Even though direct investing is the simplest way to get started, risks are involved. Because there is no firewall between the hospital and its investment, organizations that adopt this structure may be more vulnerable to the tax, financial, litigation, and compliance problems.

Investing Directly Through a Subsidiary

The second-most-common investment structure is intended to reduce the risk of taxation and litigation. Direct investment through a subsidiary, generally owned by the health system, creates a more evident barrier between the innovative investment and the health system’s clinical and research operations. This helps to establish clear lines of responsibility and accountability while also expediting the investment function’s decision-making process.

A dedicated investment subsidiary also has the advantage of attracting specialized knowledge and co-investors, fostering an entrepreneurial culture, and encouraging active participation by internal inventors. However, putting this framework in place is time and labor-intensive at first, which can stifle its innovative production.

Putting Together a New Investment Fund

A hospital or health system that wants to boost its investment might want to explore launching a fund. For the anchor investor, this structure also provides clear authority lines and efficient decision-making, but the addition of limited partners increases the amount of money available to invest.

The fact that additional investors are involved is also a disadvantage of this structure. The investment will no longer be focused on the strategic goals of the hospital or health system. There is a risk of conflict between delivering financial rewards to partners and achieving strategic returns for the company. Before constructing a strategic investment fund, it’s critical to consider the innovation center’s ultimate goal.

The fund’s limited partners make it the most challenging structure to negotiate tax and reputational problems. People who have a connection to the hospital or health system, such as a board members or a donor, are frequently chosen as partners. Even the appearance of a conflict of interest for these insiders could raise eyebrows; therefore, it’s critical to establish an upfront approach to properly assess any conflicts, even if it means delaying the innovation center’s operations.

Creating an Investment Fund with the Help of a Third-Party Fund Manager

When founding a fund, another alternative is to bring in an outside sponsor to handle the investment project. Because healthcare and life science are popular specializations for venture capital and private equity. An experienced investor might offer essential skills to a fund, though their previous experience may create pay and conflict issues.

Economics of preferential or participatory funds: It may be feasible to acquire lower management costs and carry interest, or a portion of the fees and interest that limited partners pay to the sponsor, through preferential or participatory funds.

Preferential rights to the most favored nation: Systems may be able to negotiate rights equivalent to or better than those of other fund investors or even exclusivity as the fund’s only hospital or health system investor.

Getting a piece of the management business in perpetuity if the sponsor goes public or has success with additional funds is a windfall.
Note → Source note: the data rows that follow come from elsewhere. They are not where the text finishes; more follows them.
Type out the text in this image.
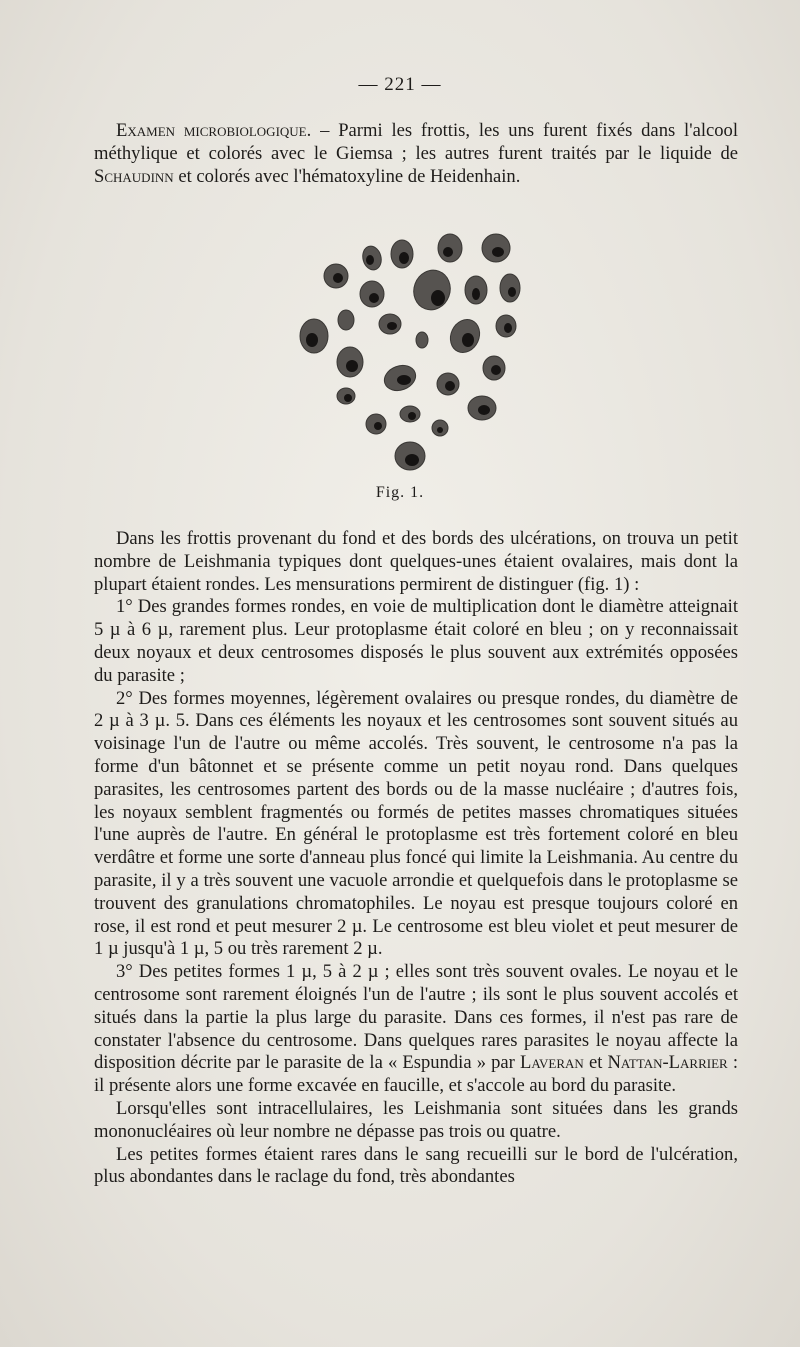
— 221 —

Examen microbiologique. – Parmi les frottis, les uns furent fixés dans l'alcool méthylique et colorés avec le Giemsa ; les autres furent traités par le liquide de Schaudinn et colorés avec l'hématoxyline de Heidenhain.

Fig. 1.

Dans les frottis provenant du fond et des bords des ulcérations, on trouva un petit nombre de Leishmania typiques dont quelques-unes étaient ovalaires, mais dont la plupart étaient rondes. Les mensurations permirent de distinguer (fig. 1) :

1° Des grandes formes rondes, en voie de multiplication dont le diamètre atteignait 5 µ à 6 µ, rarement plus. Leur protoplasme était coloré en bleu ; on y reconnaissait deux noyaux et deux centrosomes disposés le plus souvent aux extrémités opposées du parasite ;

2° Des formes moyennes, légèrement ovalaires ou presque rondes, du diamètre de 2 µ à 3 µ. 5. Dans ces éléments les noyaux et les centrosomes sont souvent situés au voisinage l'un de l'autre ou même accolés. Très souvent, le centrosome n'a pas la forme d'un bâtonnet et se présente comme un petit noyau rond. Dans quelques parasites, les centrosomes partent des bords ou de la masse nucléaire ; d'autres fois, les noyaux semblent fragmentés ou formés de petites masses chromatiques situées l'une auprès de l'autre. En général le protoplasme est très fortement coloré en bleu verdâtre et forme une sorte d'anneau plus foncé qui limite la Leishmania. Au centre du parasite, il y a très souvent une vacuole arrondie et quelquefois dans le protoplasme se trouvent des granulations chromatophiles. Le noyau est presque toujours coloré en rose, il est rond et peut mesurer 2 µ. Le centrosome est bleu violet et peut mesurer de 1 µ jusqu'à 1 µ, 5 ou très rarement 2 µ.

3° Des petites formes 1 µ, 5 à 2 µ ; elles sont très souvent ovales. Le noyau et le centrosome sont rarement éloignés l'un de l'autre ; ils sont le plus souvent accolés et situés dans la partie la plus large du parasite. Dans ces formes, il n'est pas rare de constater l'absence du centrosome. Dans quelques rares parasites le noyau affecte la disposition décrite par le parasite de la « Espundia » par Laveran et Nattan-Larrier : il présente alors une forme excavée en faucille, et s'accole au bord du parasite.

Lorsqu'elles sont intracellulaires, les Leishmania sont situées dans les grands mononucléaires où leur nombre ne dépasse pas trois ou quatre.

Les petites formes étaient rares dans le sang recueilli sur le bord de l'ulcération, plus abondantes dans le raclage du fond, très abondantes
Still, it needs the anchor investor to contribute something special in exchange.

Preparing for the Future of Healthcare

Each of these investment structures has its own set of benefits and drawbacks and the ability to be further customized. Identifying the organization’s goals is the first step in selecting the most excellent fit. Size, risk appetite, and clinical champion availability to engage with third-party medical product developers are just a few considerations, not to mention legal and regulatory constraints. As technology and data grow, a hospital’s or health system’s attitude to innovation may determine how well they are positioned to flourish in the changing healthcare market.